Home Retail, Britain's biggest household goods retailer, today upgraded its annual profit forecast for the second time in 2013 as sales at Argos continued to improve.
The group, which in January raised its full year profit forecast by £10m sterling to £83m, said today it now expects pretax profit to be around £90m.
The strong performance was driven by growth at Argos, which posted sales at stores open more than a year up 5.2% in the 8 weeks to March 2, its fourth quarter, ahead of analysts' consensus for a 2.1% rise.
Underlying sales at the group's Homebase division, Britain's number two home improvement retailer, fell 1.5% in the period, better than analysts' consensus for a 2.8% fall.
The sales uplift at Argos, which was underpinned by strong demand for tablets and electrical goods, builds on three quarters of improved trading and comes as the group tries to reposition it from a catalogue-led business to a digital one to help reverse falling profits.

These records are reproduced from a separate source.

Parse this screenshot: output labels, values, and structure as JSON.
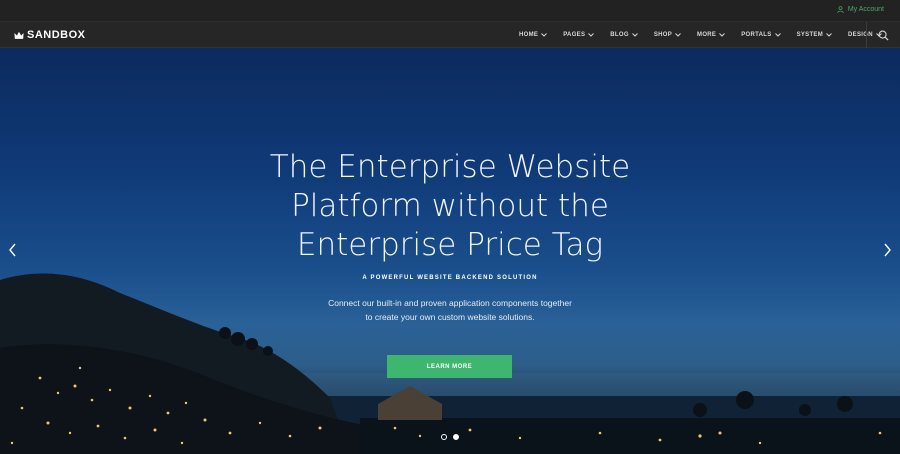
{
  "topbar": {
    "account_label": "My Account",
    "account_icon": "user-icon"
  },
  "brand": {
    "name": "SANDBOX",
    "icon": "crown-logo-icon"
  },
  "nav": {
    "items": [
      {
        "label": "HOME"
      },
      {
        "label": "PAGES"
      },
      {
        "label": "BLOG"
      },
      {
        "label": "SHOP"
      },
      {
        "label": "MORE"
      },
      {
        "label": "PORTALS"
      },
      {
        "label": "SYSTEM"
      },
      {
        "label": "DESIGN"
      }
    ],
    "search_icon": "search-icon"
  },
  "hero": {
    "headline": [
      "The Enterprise Website",
      "Platform without the",
      "Enterprise Price Tag"
    ],
    "kicker": "A POWERFUL WEBSITE BACKEND SOLUTION",
    "description": [
      "Connect our built-in and proven application components together",
      "to create your own custom website solutions."
    ],
    "cta_label": "LEARN MORE",
    "slides_total": 2,
    "slide_active": 1
  },
  "colors": {
    "accent": "#3fb66f",
    "account_link": "#4aa86a",
    "navbar": "#262626",
    "topbar": "#222222"
  }
}
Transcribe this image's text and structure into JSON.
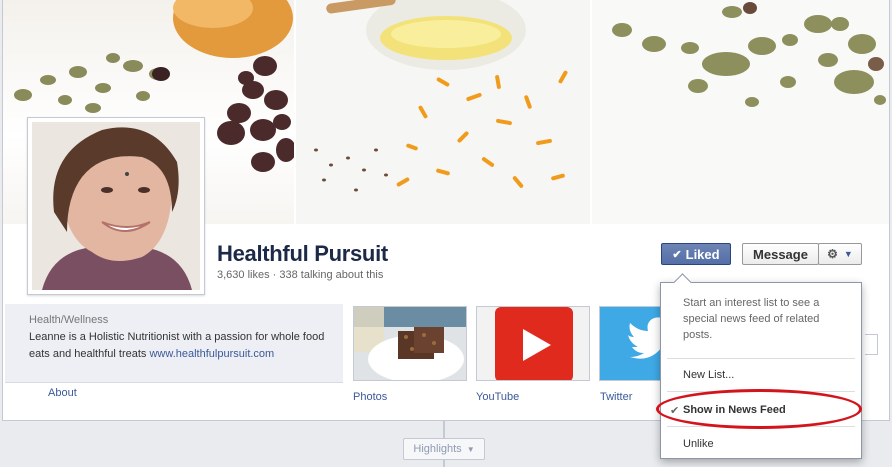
{
  "page": {
    "name": "Healthful Pursuit",
    "stats": "3,630 likes · 338 talking about this"
  },
  "actions": {
    "liked_label": "Liked",
    "message_label": "Message"
  },
  "info": {
    "category": "Health/Wellness",
    "description": "Leanne is a Holistic Nutritionist with a passion for whole food eats and healthful treats",
    "website": "www.healthfulpursuit.com",
    "about_label": "About"
  },
  "apps": [
    {
      "label": "Photos"
    },
    {
      "label": "YouTube"
    },
    {
      "label": "Twitter"
    }
  ],
  "dropdown": {
    "description": "Start an interest list to see a special news feed of related posts.",
    "new_list": "New List...",
    "show_in_news_feed": "Show in News Feed",
    "unlike": "Unlike"
  },
  "timeline": {
    "highlights_label": "Highlights"
  },
  "colors": {
    "facebook_blue": "#3b5998",
    "liked_button": "#5b74a8",
    "annotation_red": "#d4141d",
    "youtube_red": "#e02a1e",
    "twitter_blue": "#3fa9e6"
  }
}
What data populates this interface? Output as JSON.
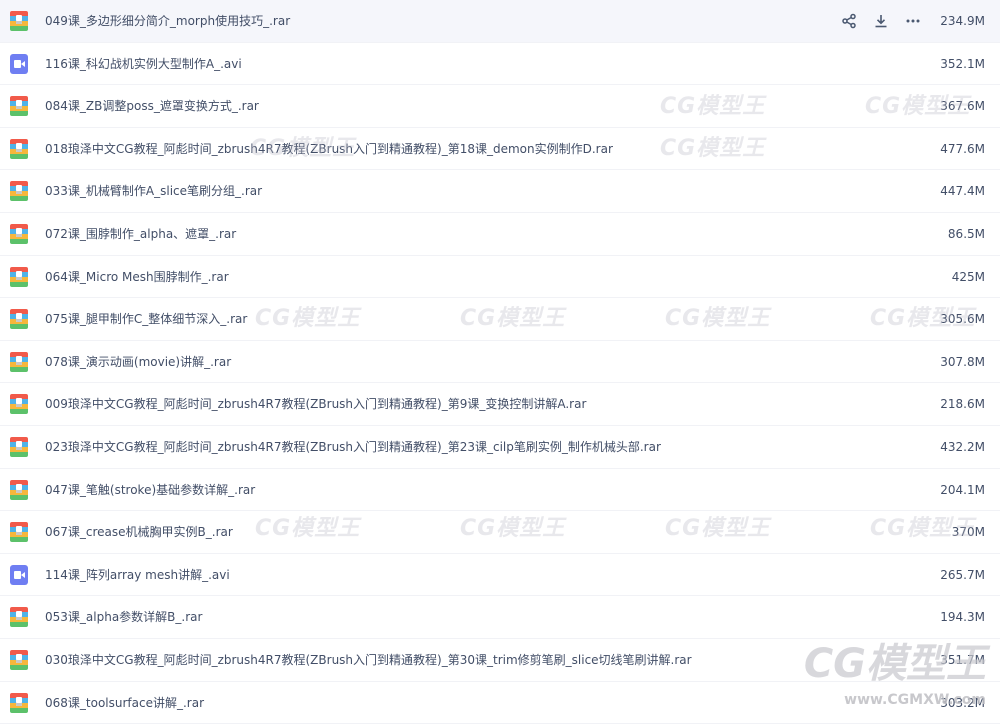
{
  "files": [
    {
      "name": "049课_多边形细分简介_morph使用技巧_.rar",
      "size": "234.9M",
      "type": "rar"
    },
    {
      "name": "116课_科幻战机实例大型制作A_.avi",
      "size": "352.1M",
      "type": "avi"
    },
    {
      "name": "084课_ZB调整poss_遮罩变换方式_.rar",
      "size": "367.6M",
      "type": "rar"
    },
    {
      "name": "018琅泽中文CG教程_阿彪时间_zbrush4R7教程(ZBrush入门到精通教程)_第18课_demon实例制作D.rar",
      "size": "477.6M",
      "type": "rar"
    },
    {
      "name": "033课_机械臂制作A_slice笔刷分组_.rar",
      "size": "447.4M",
      "type": "rar"
    },
    {
      "name": "072课_围脖制作_alpha、遮罩_.rar",
      "size": "86.5M",
      "type": "rar"
    },
    {
      "name": "064课_Micro Mesh围脖制作_.rar",
      "size": "425M",
      "type": "rar"
    },
    {
      "name": "075课_腿甲制作C_整体细节深入_.rar",
      "size": "305.6M",
      "type": "rar"
    },
    {
      "name": "078课_演示动画(movie)讲解_.rar",
      "size": "307.8M",
      "type": "rar"
    },
    {
      "name": "009琅泽中文CG教程_阿彪时间_zbrush4R7教程(ZBrush入门到精通教程)_第9课_变换控制讲解A.rar",
      "size": "218.6M",
      "type": "rar"
    },
    {
      "name": "023琅泽中文CG教程_阿彪时间_zbrush4R7教程(ZBrush入门到精通教程)_第23课_cilp笔刷实例_制作机械头部.rar",
      "size": "432.2M",
      "type": "rar"
    },
    {
      "name": "047课_笔触(stroke)基础参数详解_.rar",
      "size": "204.1M",
      "type": "rar"
    },
    {
      "name": "067课_crease机械胸甲实例B_.rar",
      "size": "370M",
      "type": "rar"
    },
    {
      "name": "114课_阵列array mesh讲解_.avi",
      "size": "265.7M",
      "type": "avi"
    },
    {
      "name": "053课_alpha参数详解B_.rar",
      "size": "194.3M",
      "type": "rar"
    },
    {
      "name": "030琅泽中文CG教程_阿彪时间_zbrush4R7教程(ZBrush入门到精通教程)_第30课_trim修剪笔刷_slice切线笔刷讲解.rar",
      "size": "351.7M",
      "type": "rar"
    },
    {
      "name": "068课_toolsurface讲解_.rar",
      "size": "303.2M",
      "type": "rar"
    }
  ],
  "hovered_index": 0,
  "actions": {
    "share": "share-icon",
    "download": "download-icon",
    "more": "more-icon"
  },
  "watermark": {
    "logo": "CG模型王",
    "url": "www.CGMXW.com"
  },
  "colors": {
    "text": "#424e67",
    "action_icon": "#4a5870",
    "row_hover": "#f5f6fb",
    "avi_icon": "#6f7ef2"
  }
}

Underlying sales at Argos for the 52 weeks to March 2 were up 2.1%, with total sales of around £3.9 billion. At Homebase, which is also undergoing a revamp, underlying sales fell 4.9%, with total sales of around £1.4 billion.
Like many UK and Irish retailers, Home Retail Group has felt the pressure of consumers being squeezed by higher prices and muted wage growth, with Argos also facing big competition from online rivals and supermarkets.
As part of a turnaround plan aimed at growing its sales by 15% to £4.5 billion by 2018, Argos is focused on online, mobile and tablet transactions to attract shoppers.